MontrealCorpusTools / Montreal-Forced-Aligner

Command line utility for forced alignment using Kaldi
https://montrealcorpustools.github.io/Montreal-Forced-Aligner/
MIT License
1.3k stars 243 forks source link

Force aligning against a supplied string of phones (instead of using a dictionary) #577

Closed rbracco closed 1 year ago

rbracco commented 1 year ago

Is your feature request related to a problem? Please describe. This feature may already exist, but I'm looking for a way to use a model I've pretrained to force-align against a specific string of phonemes, instead of looking up the phones in the dictionary using the English text.
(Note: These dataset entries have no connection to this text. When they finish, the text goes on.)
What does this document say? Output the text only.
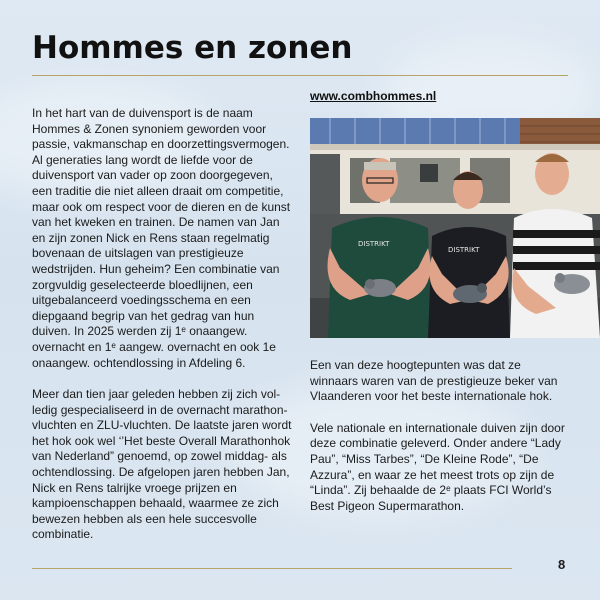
Hommes en zonen

In het hart van de duivensport is de naam Hommes & Zonen synoniem geworden voor passie, vakmanschap en doorzettingsvermogen. Al generaties lang wordt de liefde voor de duivensport van vader op zoon doorgegeven, een traditie die niet alleen draait om competitie, maar ook om respect voor de dieren en de kunst van het kweken en trainen. De namen van Jan en zijn zonen Nick en Rens staan regelmatig bovenaan de uitslagen van prestigieuze wedstrijden. Hun geheim? Een combinatie van zorgvuldig geselecteerde bloedlijnen, een uitgebalanceerd voedingsschema en een diepgaand begrip van het gedrag van hun duiven. In 2025 werden zij 1ᵉ onaangew. overnacht en 1ᵉ aangew. overnacht en ook 1e onaangew. ochtendlossing in Afdeling 6.

Meer dan tien jaar geleden hebben zij zich volledig gespecialiseerd in de overnacht marathonvluchten en ZLU-vluchten. De laatste jaren wordt het hok ook wel ‘’Het beste Overall Marathonhok van Nederland” genoemd, op zowel middag- als ochtendlossing. De afgelopen jaren hebben Jan, Nick en Rens talrijke vroege prijzen en kampioenschappen behaald, waarmee ze zich bewezen hebben als een hele succesvolle combinatie.

www.combhommes.nl
DISTRIKT
DISTRIKT

Een van deze hoogtepunten was dat ze winnaars waren van de prestigieuze beker van Vlaanderen voor het beste internationale hok.

Vele nationale en internationale duiven zijn door deze combinatie geleverd. Onder andere “Lady Pau”, “Miss Tarbes”, “De Kleine Rode”, “De Azzura”, en waar ze het meest trots op zijn de “Linda”. Zij behaalde de 2ᵉ plaats FCI World’s Best Pigeon Supermarathon.

8
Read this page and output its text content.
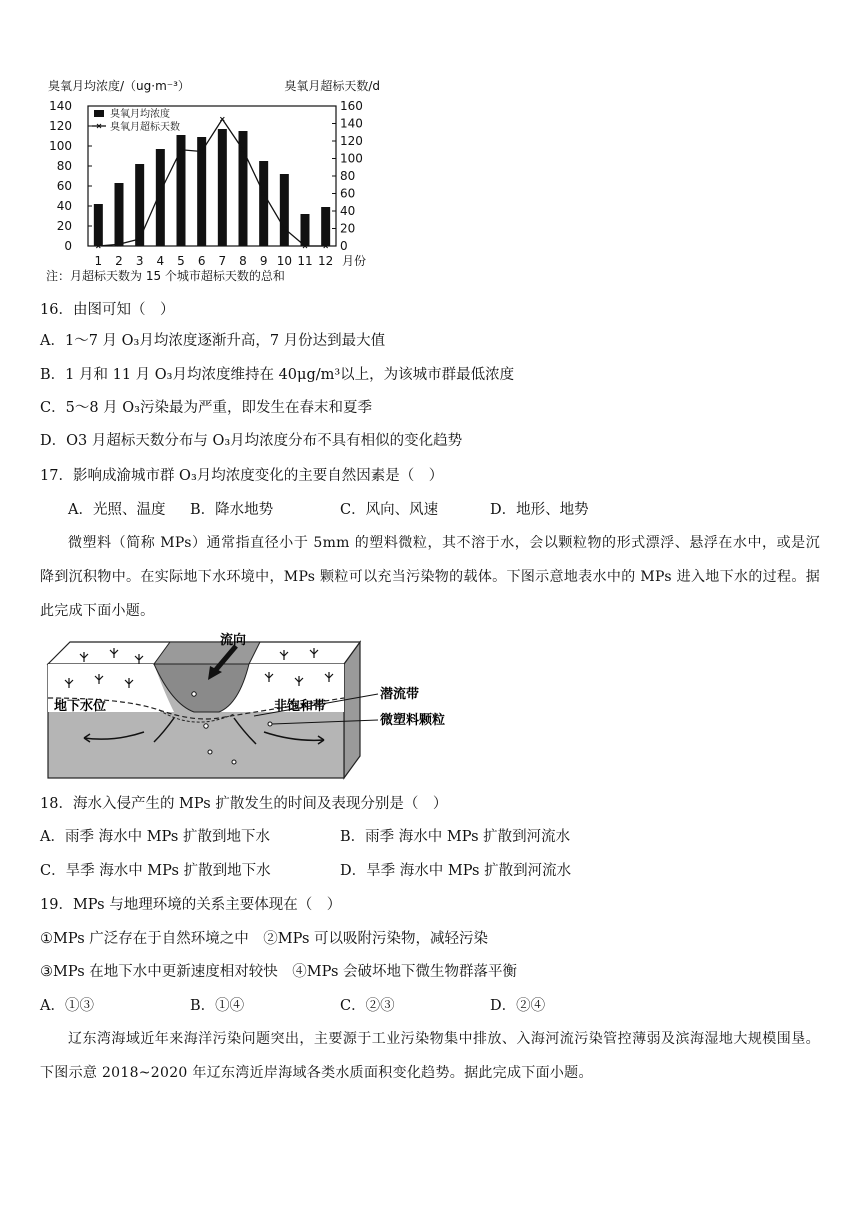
臭氧月均浓度/（ug·m⁻³）	臭氧月超标天数/d
0
20
40
60
80
100
120
140
0
20
40
60
80
100
120
140
160
1 2 3 4 5 6 7 8 9 10 11 12 月份
臭氧月均浓度
臭氧月超标天数
注：月超标天数为 15 个城市超标天数的总和
16．由图可知（　）
A．1～7 月 O₃月均浓度逐渐升高，7 月份达到最大值
B．1 月和 11 月 O₃月均浓度维持在 40μg/m³以上，为该城市群最低浓度
C．5～8 月 O₃污染最为严重，即发生在春末和夏季
D．O3 月超标天数分布与 O₃月均浓度分布不具有相似的变化趋势
17．影响成渝城市群 O₃月均浓度变化的主要自然因素是（　）
A．光照、温度 B．降水地势	C．风向、风速	D．地形、地势
微塑料（简称 MPs）通常指直径小于 5mm 的塑料微粒，其不溶于水，会以颗粒物的形式漂浮、悬浮在水中，或是沉降到沉积物中。在实际地下水环境中，MPs 颗粒可以充当污染物的载体。下图示意地表水中的 MPs 进入地下水的过程。据此完成下面小题。
流向
地下水位	非饱和带
潜流带
微塑料颗粒
18．海水入侵产生的 MPs 扩散发生的时间及表现分别是（　）
A．雨季 海水中 MPs 扩散到地下水	B．雨季 海水中 MPs 扩散到河流水
C．旱季 海水中 MPs 扩散到地下水	D．旱季 海水中 MPs 扩散到河流水
19．MPs 与地理环境的关系主要体现在（　）
①MPs 广泛存在于自然环境之中　②MPs 可以吸附污染物，减轻污染
③MPs 在地下水中更新速度相对较快　④MPs 会破坏地下微生物群落平衡
A．①③	B．①④	C．②③	D．②④
辽东湾海域近年来海洋污染问题突出，主要源于工业污染物集中排放、入海河流污染管控薄弱及滨海湿地大规模围垦。下图示意 2018~2020 年辽东湾近岸海域各类水质面积变化趋势。据此完成下面小题。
So if the sentence is "The white dog" instead of MFA looking up each word in the dictionary and then force aligning against "ðə waɪt dɒɡ", i'd rather be able to align against any phone string, including some that aren't actual words, examples: ðə waɪk dɒɡ, ðə waɪt dɡ ...etc

Describe the solution you'd like A way to do something like mfa align AUDIO_FILE PHONE_LABEL ACOUSTIC_MODEL_PATH, also it doesn't need to be exposed in the API at this top level, if I can go in to the code and do this manually somehow that would suffice.

Describe alternatives you've considered I could make a very simple dictionary with a 1 to 1 mapping of the words to the phones I want, but this would be very tedious and not scalable in any way.

mmcauliffe commented 1 year ago

You could probably approximate it by having the text for the file be "ðə waɪt dɒɡ" and then specifying your own dictionary as (I feel like automating this wouldn't be too much additional effort if you're creating the phone string of utterance text anyway, right?):

ðə ð ə
waɪt w aɪ t (you might want aj here instead of aɪ if you're using english_mfa model)
dɒɡ d ɒ ɡ
etc

or just a dictionary like

ð ð
ə ə
w w
aɪ aɪ
t t
d d
ɒ ɒ
ɡ ɡ

with texts of "ð ə w aɪ t d ɒ ɡ", but then you lose word information that you might want?

That's probably the easiest way, the integration with lexicons is a pretty deep assumption throughout the alignment code, though I have been playing around with other ways of generating the utterance graph that don't use it (instead using an integrated g2p model as the lexicon), so it should be doable, but I'd have to think about the best way to invoke that functionality.

rbracco commented 1 year ago

Thank you, that clarifies things a lot. I'll try the escape hatches you suggested and reopen if there's any further questions.